Additionally the research through this route has identified failure modes in products under development in pre clinical studies, so preventing them ever reaching patients, hence making a significant contribution to safety and reliability. The model also provides support for further development of previously licensed technology, for example fro Vascutec who acquired previously  licensed  bioprosthetic heart valve technology.

BITECIC  is providing a sustainable novel approach to applying research to  supporting product  development in industry.

Collaboration with NHS

iMBE has two formal partnerships with National health service,  with Leeds teaching hospital trust , through NIHR funded Leeds Musculoskeletal Biomedical Research centre and through the National blood and Tissue services, both being nationally funded centres of excellence.

We have collaborated with National blood and tissue services for over a decade, undertaking collaborative research which is now delivering clinical impact through adoption of new tissue processing methods for tissue transplantation and introduction into clinic of decellularised biological scaffolds derived from human donor tissue.

The Leeds musculoskeletal Biomedical research Unit, (Fisher – co director) funded by NIHR, provides pathways to impact and adoption of our musculoskeletal research as well as clinical research facilities such as imaging and gait. The unit benefits from early adoption of our research findings, such as low wearing knees, and allows us to undertake post market clinical studies on wear of prostheses, patient gait and function post operatively, so allowing clinical practice to evolve.
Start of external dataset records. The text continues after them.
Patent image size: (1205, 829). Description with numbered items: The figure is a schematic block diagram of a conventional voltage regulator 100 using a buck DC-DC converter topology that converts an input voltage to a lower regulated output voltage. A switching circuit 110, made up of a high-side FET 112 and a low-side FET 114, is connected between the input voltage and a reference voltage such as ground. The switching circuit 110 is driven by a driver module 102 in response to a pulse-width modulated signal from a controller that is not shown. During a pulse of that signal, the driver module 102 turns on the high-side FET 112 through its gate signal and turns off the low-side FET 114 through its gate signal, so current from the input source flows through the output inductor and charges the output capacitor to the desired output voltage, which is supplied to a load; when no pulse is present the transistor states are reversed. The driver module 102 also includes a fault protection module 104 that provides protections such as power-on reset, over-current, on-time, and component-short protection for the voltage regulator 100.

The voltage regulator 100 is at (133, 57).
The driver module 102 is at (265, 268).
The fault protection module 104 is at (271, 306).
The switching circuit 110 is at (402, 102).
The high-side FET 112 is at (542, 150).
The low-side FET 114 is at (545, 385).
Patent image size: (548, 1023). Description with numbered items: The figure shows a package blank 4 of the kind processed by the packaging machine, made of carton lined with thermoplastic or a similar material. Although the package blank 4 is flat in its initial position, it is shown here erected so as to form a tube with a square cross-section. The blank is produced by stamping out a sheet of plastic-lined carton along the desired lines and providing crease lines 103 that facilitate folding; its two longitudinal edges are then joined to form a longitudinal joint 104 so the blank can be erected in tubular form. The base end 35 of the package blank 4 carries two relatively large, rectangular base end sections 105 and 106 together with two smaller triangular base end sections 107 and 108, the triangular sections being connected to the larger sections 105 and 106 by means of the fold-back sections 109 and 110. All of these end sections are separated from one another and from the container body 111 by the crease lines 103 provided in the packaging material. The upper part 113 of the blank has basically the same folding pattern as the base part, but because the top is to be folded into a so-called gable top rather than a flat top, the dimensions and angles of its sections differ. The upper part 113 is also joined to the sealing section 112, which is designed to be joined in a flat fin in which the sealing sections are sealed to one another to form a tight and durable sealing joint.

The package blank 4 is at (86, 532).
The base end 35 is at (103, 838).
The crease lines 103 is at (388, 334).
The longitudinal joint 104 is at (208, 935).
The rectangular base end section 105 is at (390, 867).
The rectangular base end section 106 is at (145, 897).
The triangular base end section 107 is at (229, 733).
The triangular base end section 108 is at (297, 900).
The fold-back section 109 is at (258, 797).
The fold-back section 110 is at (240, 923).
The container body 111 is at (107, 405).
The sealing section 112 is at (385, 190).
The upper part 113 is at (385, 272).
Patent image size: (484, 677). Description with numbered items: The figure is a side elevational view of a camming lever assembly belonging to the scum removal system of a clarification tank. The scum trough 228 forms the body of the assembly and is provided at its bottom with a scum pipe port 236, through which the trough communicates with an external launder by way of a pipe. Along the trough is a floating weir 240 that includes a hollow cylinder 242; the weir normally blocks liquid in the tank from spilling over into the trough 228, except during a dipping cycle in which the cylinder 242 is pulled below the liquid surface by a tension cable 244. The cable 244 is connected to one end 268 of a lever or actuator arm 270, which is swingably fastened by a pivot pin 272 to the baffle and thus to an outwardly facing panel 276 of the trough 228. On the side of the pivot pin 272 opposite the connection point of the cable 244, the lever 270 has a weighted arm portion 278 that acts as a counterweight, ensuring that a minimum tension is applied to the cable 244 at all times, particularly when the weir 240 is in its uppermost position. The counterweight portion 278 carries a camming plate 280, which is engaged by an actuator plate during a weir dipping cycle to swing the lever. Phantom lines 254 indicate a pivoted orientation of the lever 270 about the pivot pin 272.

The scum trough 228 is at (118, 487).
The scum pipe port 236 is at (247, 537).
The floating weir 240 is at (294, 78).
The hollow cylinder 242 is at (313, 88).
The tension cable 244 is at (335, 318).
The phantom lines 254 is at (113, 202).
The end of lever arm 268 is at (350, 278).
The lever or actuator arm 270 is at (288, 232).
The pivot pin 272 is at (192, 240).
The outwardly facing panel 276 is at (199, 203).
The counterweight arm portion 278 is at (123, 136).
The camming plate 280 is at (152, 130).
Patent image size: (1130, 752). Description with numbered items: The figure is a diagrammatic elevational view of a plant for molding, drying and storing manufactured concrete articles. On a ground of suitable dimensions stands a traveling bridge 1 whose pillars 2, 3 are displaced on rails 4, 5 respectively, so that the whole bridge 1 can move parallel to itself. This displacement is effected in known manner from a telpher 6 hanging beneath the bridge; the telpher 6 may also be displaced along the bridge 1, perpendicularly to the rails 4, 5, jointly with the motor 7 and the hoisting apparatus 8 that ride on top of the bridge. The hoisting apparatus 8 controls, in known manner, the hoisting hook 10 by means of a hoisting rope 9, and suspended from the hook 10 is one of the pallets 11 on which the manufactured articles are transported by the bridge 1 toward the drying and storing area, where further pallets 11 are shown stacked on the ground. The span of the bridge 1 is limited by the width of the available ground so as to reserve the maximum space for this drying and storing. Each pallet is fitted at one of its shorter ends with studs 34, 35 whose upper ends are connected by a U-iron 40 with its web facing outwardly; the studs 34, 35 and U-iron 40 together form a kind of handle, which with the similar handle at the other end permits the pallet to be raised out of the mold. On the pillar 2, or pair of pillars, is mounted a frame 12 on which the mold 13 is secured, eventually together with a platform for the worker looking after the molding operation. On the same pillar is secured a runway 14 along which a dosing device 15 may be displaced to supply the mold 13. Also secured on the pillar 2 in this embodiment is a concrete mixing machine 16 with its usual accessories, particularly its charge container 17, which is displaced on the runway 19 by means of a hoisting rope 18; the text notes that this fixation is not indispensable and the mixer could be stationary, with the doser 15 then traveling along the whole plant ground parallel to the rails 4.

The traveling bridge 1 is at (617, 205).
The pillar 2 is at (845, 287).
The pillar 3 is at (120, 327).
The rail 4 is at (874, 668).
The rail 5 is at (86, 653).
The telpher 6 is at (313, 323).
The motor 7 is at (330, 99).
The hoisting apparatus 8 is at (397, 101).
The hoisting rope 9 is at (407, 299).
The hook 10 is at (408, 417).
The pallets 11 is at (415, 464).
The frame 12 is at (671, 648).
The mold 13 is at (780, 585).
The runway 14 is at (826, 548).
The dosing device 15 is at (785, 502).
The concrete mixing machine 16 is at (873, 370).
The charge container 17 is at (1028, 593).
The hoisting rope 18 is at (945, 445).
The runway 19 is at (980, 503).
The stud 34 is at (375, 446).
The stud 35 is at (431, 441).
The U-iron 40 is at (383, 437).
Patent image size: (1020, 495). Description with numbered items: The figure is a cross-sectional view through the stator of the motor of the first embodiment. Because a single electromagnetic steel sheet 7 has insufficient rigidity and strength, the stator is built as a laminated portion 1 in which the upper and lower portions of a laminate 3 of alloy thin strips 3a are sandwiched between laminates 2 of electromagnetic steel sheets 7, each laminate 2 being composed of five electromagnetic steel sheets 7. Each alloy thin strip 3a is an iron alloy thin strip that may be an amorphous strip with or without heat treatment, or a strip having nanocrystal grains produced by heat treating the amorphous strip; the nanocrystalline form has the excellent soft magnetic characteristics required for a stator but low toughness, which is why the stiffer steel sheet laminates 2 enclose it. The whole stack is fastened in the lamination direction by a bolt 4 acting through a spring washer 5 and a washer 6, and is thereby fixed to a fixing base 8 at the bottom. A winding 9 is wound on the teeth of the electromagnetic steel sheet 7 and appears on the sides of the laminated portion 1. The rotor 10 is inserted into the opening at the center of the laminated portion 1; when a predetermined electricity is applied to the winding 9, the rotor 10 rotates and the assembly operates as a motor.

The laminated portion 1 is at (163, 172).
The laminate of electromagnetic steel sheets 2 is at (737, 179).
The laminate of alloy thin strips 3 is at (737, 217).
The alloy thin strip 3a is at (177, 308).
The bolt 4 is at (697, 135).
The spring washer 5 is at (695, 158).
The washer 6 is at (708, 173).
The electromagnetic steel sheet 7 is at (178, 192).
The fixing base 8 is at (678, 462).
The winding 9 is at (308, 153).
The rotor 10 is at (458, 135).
The implant retrieval bank allows us to study both well functioning and failed implants, so allowing us to identify conditions of failure and clinical contra-indications and to feed that back into clinical practice, one recent example being the importance of acetabular cup position in the hip.

Innovation and knowledge centre in regenerative therapies and devices (IKC RTD)

Supported by WELMEC centre of excellence in medical engineering. Established in  2009 and a public  launch in 2010, the IKCRTD and WELMEC integrate research innovation and impact across ten departments in the university and trust.  Uniquely integrating medical technologies and regenerative therapies, focusing on biological scaffolds, minimally manipulated stem cells, hybrid diagnostic and advanced devices, reducing the translation gap and uncertainty in innovation, accelerating translation and reducing risk in  technology development.

In the first two years it has 64 collaborative projects with 26 different companies. Current research and innovation turnover rising in excess of £10 million per year, with approximately 50% directed to collaborative projects and innovation support.